Two scenes in which Stewie brutally beats up Brian using a glass filled with orange juice, various household objects, and guns polarized people who viewed it. Several production members were offended. Cast members—as well as MacFarlane's mother and an animal rights advocate—enjoyed the scene; MacFarlane quoted his mother: "I don't see what the problem is? He (Brian) owed him (Stewie) money!", and so it was kept in the final cut. When Lois gives the finger to the camera during the interview with Peter and Brady, her hand was blurred out on Fox airings of the episode. However, reruns on Adult Swim and TBS left the gesture intact. The gesture was also left intact on the DVD of "Volume Four"; the production team enjoyed having this level of freedom. After the initial airing of the episode, where newscaster Tom Tucker announces a report on a fictional curse word, clemen, many viewers looked up the word on the Internet to try to find a definition. MacFarlane stated in the episode's DVD commentary that if someone invents an obscene definition for the word, the show will have to stop using it (it has not been used since this episode).

In 2009, the bathroom scene was reused for a series of YouTube videos promoting the Primetime Emmy Award for Outstanding Comedy Series nominations that Family Guy received for consideration to voters for the 61st Primetime Emmy Awards. In it, Brian considers voting for the fellow nominees—The Office, Flight of the Conchords, Entourage, 30 Rock, How I Met Your Mother, and Weeds. In the first five videos, Stewie brutally beats up Brian for his different votes, in their respective videos, asking "Where's my Emmy, man?" and forces him to vote for Family Guy. In the last video, when Brian thinks about voting for Weeds, Stewie doesn't beat him up and instead says, "Oh, fuck this. I'm not doing one for fucking Weeds," referring to the declining quality of the show within its fourth season.

==Cultural references==
The episode features a 2.5-minute rendition of the song "Shipoopi" from the 1957 musical The Music Man, conducted by Peter and performed by the Patriots and people in the stadium. The rendition was directed by Dan Povenmire, who would later go on to co-create Phineas and Ferb with Jeff "Swampy" Marsh.
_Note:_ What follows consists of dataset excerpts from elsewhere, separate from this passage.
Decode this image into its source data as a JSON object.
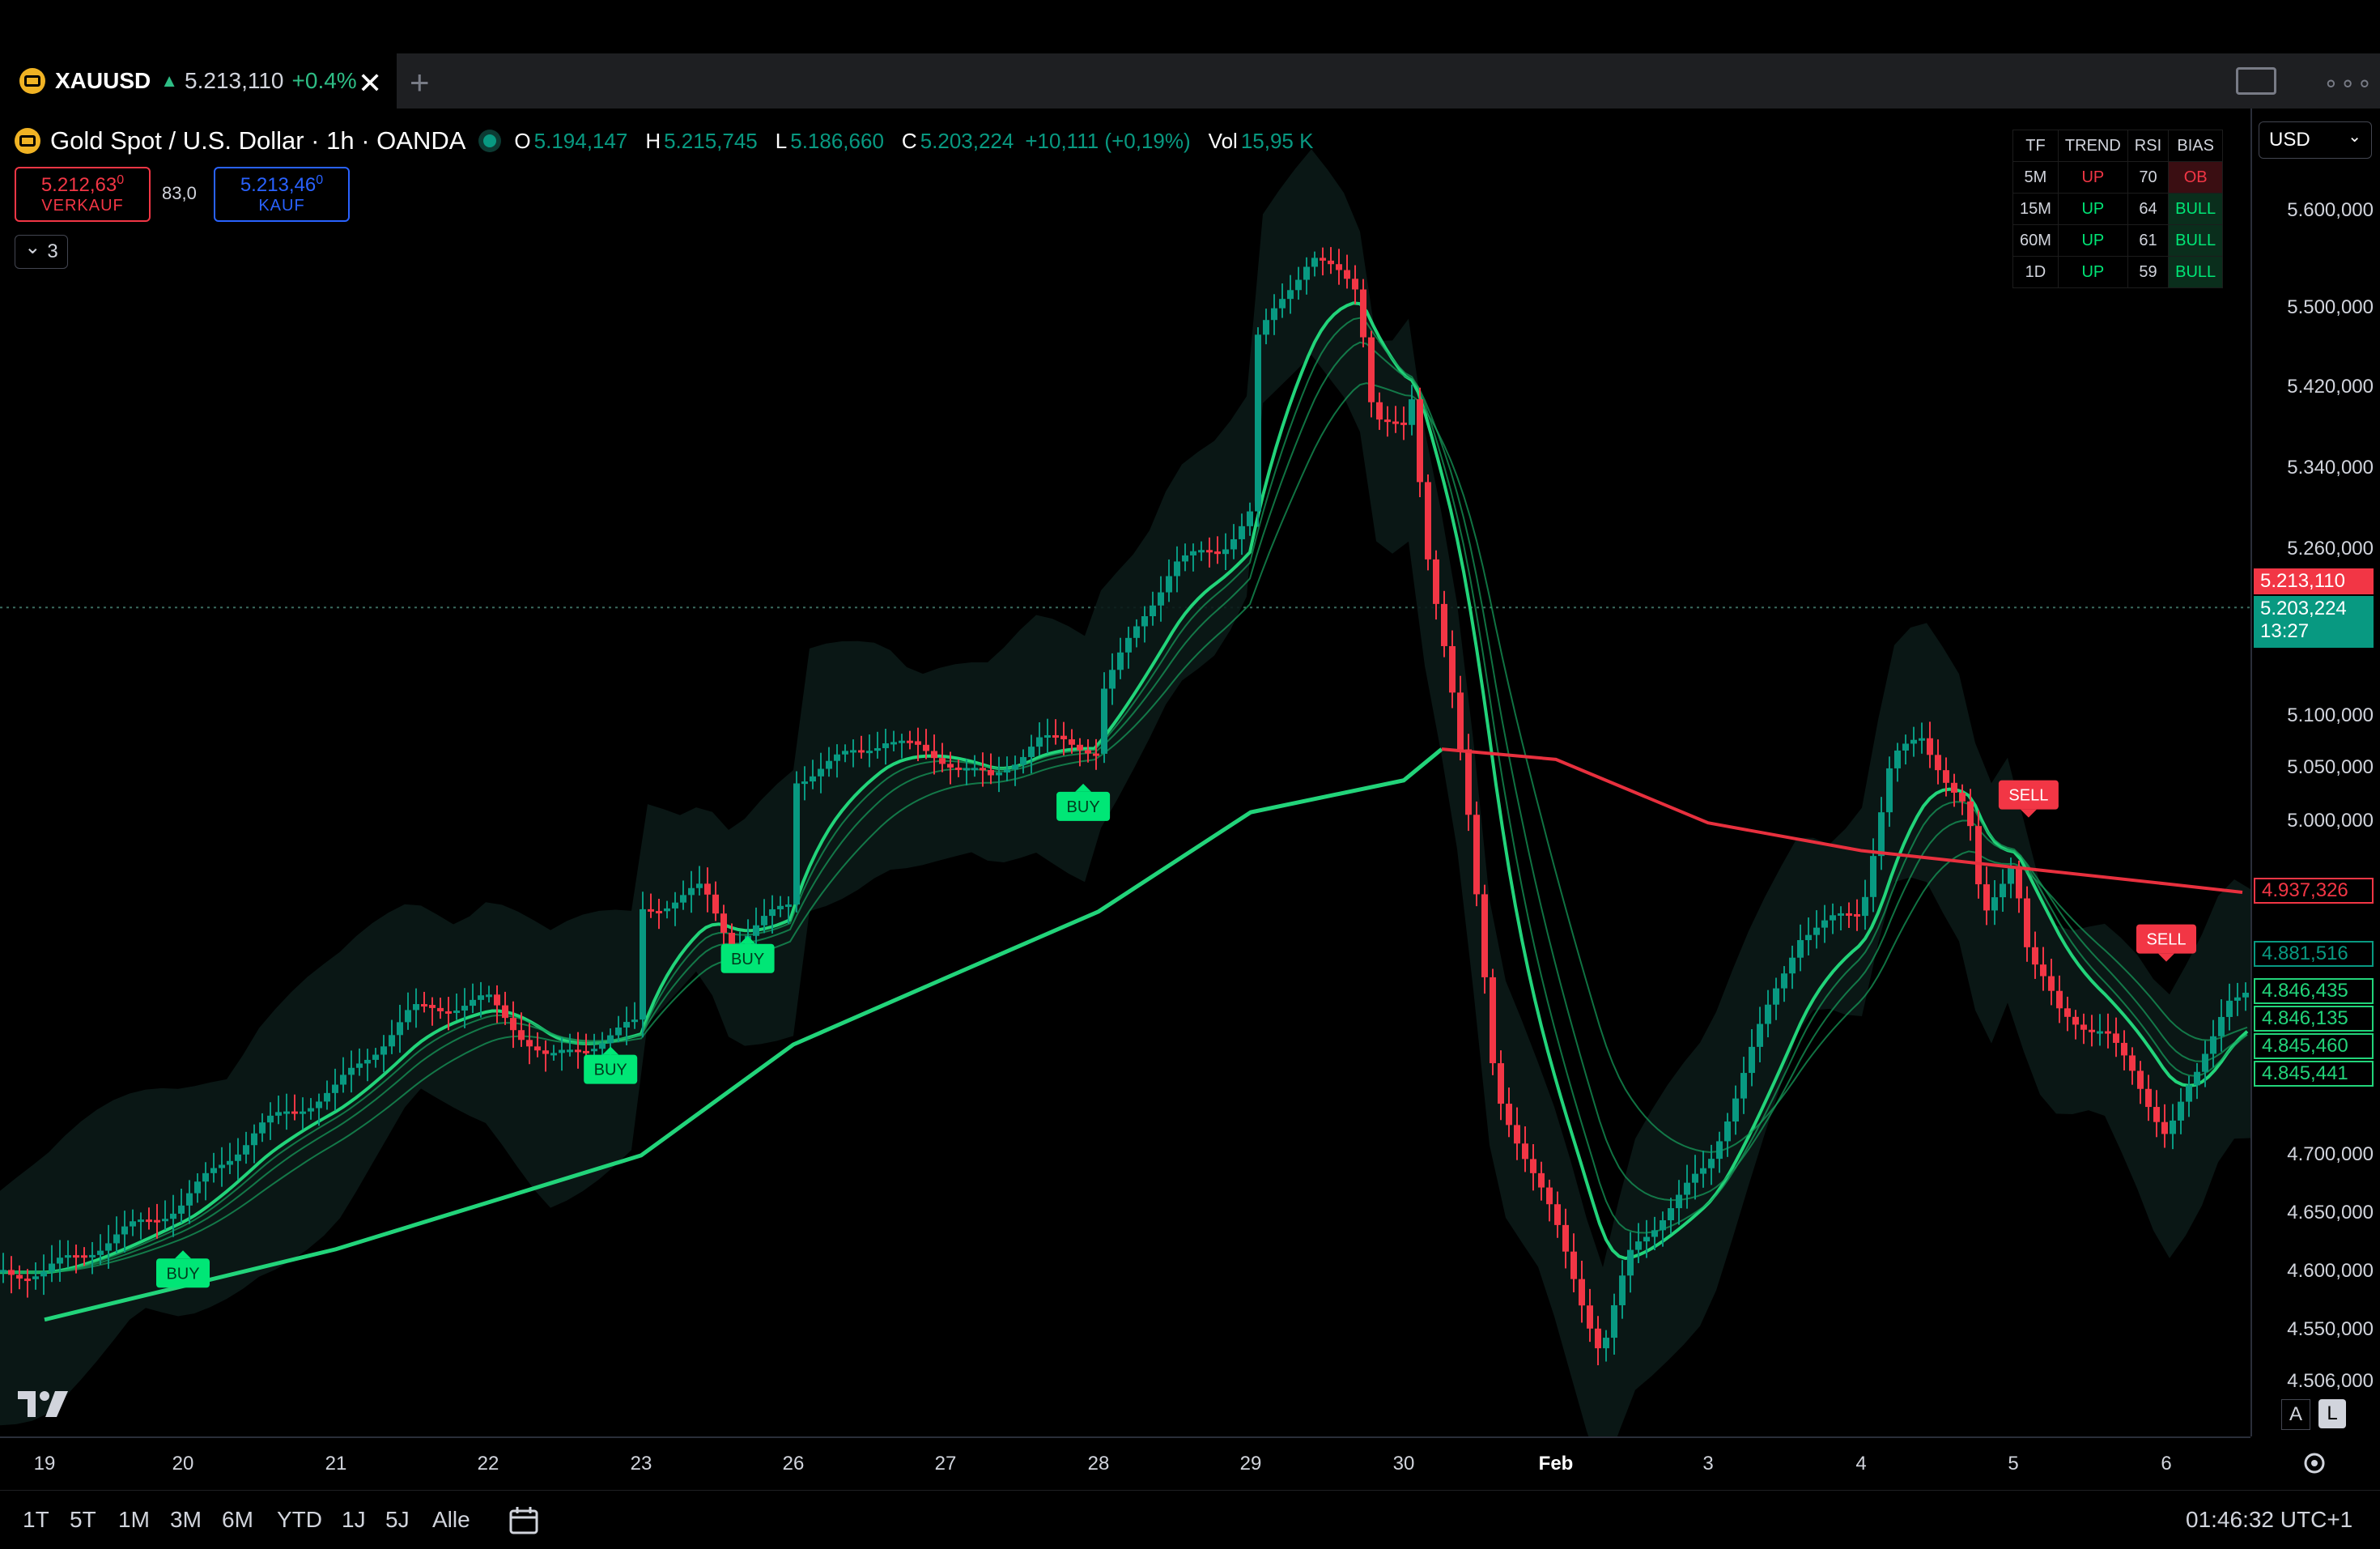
{
  "tab": {
    "symbol": "XAUUSD",
    "arrow": "▲",
    "price": "5.213,110",
    "change": "+0.4%",
    "close": "✕",
    "add": "+"
  },
  "header": {
    "title": "Gold Spot / U.S. Dollar · 1h · OANDA",
    "o_label": "O",
    "o": "5.194,147",
    "h_label": "H",
    "h": "5.215,745",
    "l_label": "L",
    "l": "5.186,660",
    "c_label": "C",
    "c": "5.203,224",
    "change": "+10,111 (+0,19%)",
    "vol_label": "Vol",
    "vol": "15,95 K"
  },
  "trade": {
    "sell_price": "5.212,63",
    "sell_sup": "0",
    "sell_label": "VERKAUF",
    "spread": "83,0",
    "buy_price": "5.213,46",
    "buy_sup": "0",
    "buy_label": "KAUF"
  },
  "indicators_toggle": {
    "chevron": "⌄",
    "count": "3"
  },
  "table": {
    "headers": [
      "TF",
      "TREND",
      "RSI",
      "BIAS"
    ],
    "rows": [
      {
        "tf": "5M",
        "trend": "UP",
        "rsi": "70",
        "bias": "OB"
      },
      {
        "tf": "15M",
        "trend": "UP",
        "rsi": "64",
        "bias": "BULL"
      },
      {
        "tf": "60M",
        "trend": "UP",
        "rsi": "61",
        "bias": "BULL"
      },
      {
        "tf": "1D",
        "trend": "UP",
        "rsi": "59",
        "bias": "BULL"
      }
    ]
  },
  "currency": {
    "value": "USD",
    "chevron": "⌄"
  },
  "price_axis": {
    "labels": [
      "5.600,000",
      "5.500,000",
      "5.420,000",
      "5.340,000",
      "5.260,000",
      "5.100,000",
      "5.050,000",
      "5.000,000",
      "4.700,000",
      "4.650,000",
      "4.600,000",
      "4.550,000",
      "4.506,000"
    ],
    "tags": {
      "last": "5.213,110",
      "close": "5.203,224",
      "countdown": "13:27",
      "ema_red": "4.937,326",
      "teal": "4.881,516",
      "green1": "4.846,435",
      "green2": "4.846,135",
      "green3": "4.845,460",
      "green4": "4.845,441"
    },
    "badge_a": "A",
    "badge_l": "L"
  },
  "time_axis": [
    "19",
    "20",
    "21",
    "22",
    "23",
    "26",
    "27",
    "28",
    "29",
    "30",
    "Feb",
    "3",
    "4",
    "5",
    "6"
  ],
  "ranges": [
    "1T",
    "5T",
    "1M",
    "3M",
    "6M",
    "YTD",
    "1J",
    "5J",
    "Alle"
  ],
  "clock": "01:46:32 UTC+1",
  "signals": {
    "buy": "BUY",
    "sell": "SELL"
  },
  "colors": {
    "up": "#089981",
    "down": "#f23645",
    "ema_green": "#22d47a",
    "ema_red": "#e8303e",
    "buy_label": "#00e676",
    "sell_label": "#f23645"
  },
  "chart_data": {
    "type": "candlestick",
    "timeframe": "1h",
    "symbol": "XAUUSD",
    "x_labels": [
      "19",
      "20",
      "21",
      "22",
      "23",
      "26",
      "27",
      "28",
      "29",
      "30",
      "Feb",
      "3",
      "4",
      "5",
      "6"
    ],
    "ylim": [
      4480,
      5680
    ],
    "close_path": [
      {
        "x": "19",
        "y": 4600
      },
      {
        "x": "20",
        "y": 4660
      },
      {
        "x": "20.5",
        "y": 4725
      },
      {
        "x": "21",
        "y": 4760
      },
      {
        "x": "21.5",
        "y": 4830
      },
      {
        "x": "22",
        "y": 4840
      },
      {
        "x": "22.4",
        "y": 4785
      },
      {
        "x": "23",
        "y": 4820
      },
      {
        "x": "23",
        "y": 4920
      },
      {
        "x": "23.4",
        "y": 4940
      },
      {
        "x": "23.6",
        "y": 4890
      },
      {
        "x": "26",
        "y": 4930
      },
      {
        "x": "26",
        "y": 5040
      },
      {
        "x": "26.6",
        "y": 5080
      },
      {
        "x": "27",
        "y": 5060
      },
      {
        "x": "27.3",
        "y": 5040
      },
      {
        "x": "27.6",
        "y": 5080
      },
      {
        "x": "28",
        "y": 5070
      },
      {
        "x": "28",
        "y": 5120
      },
      {
        "x": "28.5",
        "y": 5250
      },
      {
        "x": "28.8",
        "y": 5260
      },
      {
        "x": "29",
        "y": 5300
      },
      {
        "x": "29",
        "y": 5460
      },
      {
        "x": "29.4",
        "y": 5560
      },
      {
        "x": "29.7",
        "y": 5520
      },
      {
        "x": "29.8",
        "y": 5400
      },
      {
        "x": "30",
        "y": 5380
      },
      {
        "x": "30.1",
        "y": 5410
      },
      {
        "x": "30.3",
        "y": 5260
      },
      {
        "x": "30.6",
        "y": 5150
      },
      {
        "x": "30.8",
        "y": 5040
      },
      {
        "x": "31",
        "y": 4900
      },
      {
        "x": "31.2",
        "y": 4760
      },
      {
        "x": "Feb",
        "y": 4640
      },
      {
        "x": "Feb.3",
        "y": 4530
      },
      {
        "x": "Feb.5",
        "y": 4620
      },
      {
        "x": "Feb.7",
        "y": 4650
      },
      {
        "x": "3",
        "y": 4690
      },
      {
        "x": "3.3",
        "y": 4800
      },
      {
        "x": "3.6",
        "y": 4900
      },
      {
        "x": "4",
        "y": 4920
      },
      {
        "x": "4.2",
        "y": 5060
      },
      {
        "x": "4.4",
        "y": 5080
      },
      {
        "x": "4.7",
        "y": 5010
      },
      {
        "x": "4.8",
        "y": 4910
      },
      {
        "x": "5",
        "y": 4970
      },
      {
        "x": "5.1",
        "y": 4880
      },
      {
        "x": "5.3",
        "y": 4830
      },
      {
        "x": "5.6",
        "y": 4810
      },
      {
        "x": "5.8",
        "y": 4770
      },
      {
        "x": "6",
        "y": 4720
      },
      {
        "x": "6.2",
        "y": 4770
      },
      {
        "x": "6.4",
        "y": 4845
      }
    ],
    "ema_long": [
      {
        "x": "19",
        "y": 4560
      },
      {
        "x": "21",
        "y": 4620
      },
      {
        "x": "23",
        "y": 4700
      },
      {
        "x": "26",
        "y": 4800
      },
      {
        "x": "27",
        "y": 4860
      },
      {
        "x": "28",
        "y": 4920
      },
      {
        "x": "29",
        "y": 5010
      },
      {
        "x": "30",
        "y": 5040
      },
      {
        "x": "30.5",
        "y": 5070
      },
      {
        "x": "Feb",
        "y": 5060
      },
      {
        "x": "3",
        "y": 5000
      },
      {
        "x": "4",
        "y": 4975
      },
      {
        "x": "5",
        "y": 4960
      },
      {
        "x": "6",
        "y": 4945
      },
      {
        "x": "6.5",
        "y": 4937.326
      }
    ],
    "signals": [
      {
        "type": "BUY",
        "x": "20",
        "price": 4640
      },
      {
        "x": "22.8",
        "type": "BUY",
        "price": 4820
      },
      {
        "x": "23.7",
        "type": "BUY",
        "price": 4920
      },
      {
        "x": "27.9",
        "type": "BUY",
        "price": 5060
      },
      {
        "x": "5.1",
        "type": "SELL",
        "price": 4980
      },
      {
        "x": "6",
        "type": "SELL",
        "price": 4850
      }
    ]
  }
}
The original number in The Music Man was performed by around 40 or 50 singers and around 80 other musicians, as estimated by MacFarlane. Family Guys rendition was recorded by an orchestra not as large as the original's, but one of the largest the show has ever used. Another musical number, in which the London Sillinannies sing while dancing around a maypole, was taken from the Gilbert and Sullivan production The Sorcerer. A visual joke that shows Peter's $30,000 wax sculpture of Harriet Tubman "doing" a naked Gwyneth Paltrow originally featured the droid R2-D2 from Star Wars in place of Tubman. MacFarlane is a fan of Star Wars, and its characters are often featured in the series' jokes. A spoof drama programme called Condensation is shown on BBC Four, which is a BBC channel dedicated to the arts, culture and factual programmes. The episode title is taken from the 1987 Tom Clancy novel Patriot Games.

==Reception==
"Patriot Games" was watched by 8.45 million viewers, making it the 55th most-watched program of the week. According to MacFarlane, the episode polarized viewers, who either "hated or loved the violence". Ryan J. Budke from AOL's TV Squad gave the episode a positive review, specifically praising the scene in which Stewie beats up Brian. Budke also said that it was "fun" and that you could tell the crew had a good time making it. Overall, he considered it "not a bad episode". The "Shipoopi" scene eventually became one of the most popular videos on YouTube. The episode ranked number 1 in IGNs Top 10 Musical Moments in the show, for "Shipoopi," and Stewie's assault on Brian in the bathroom was named the 5th greatest fight scene in the show on another list.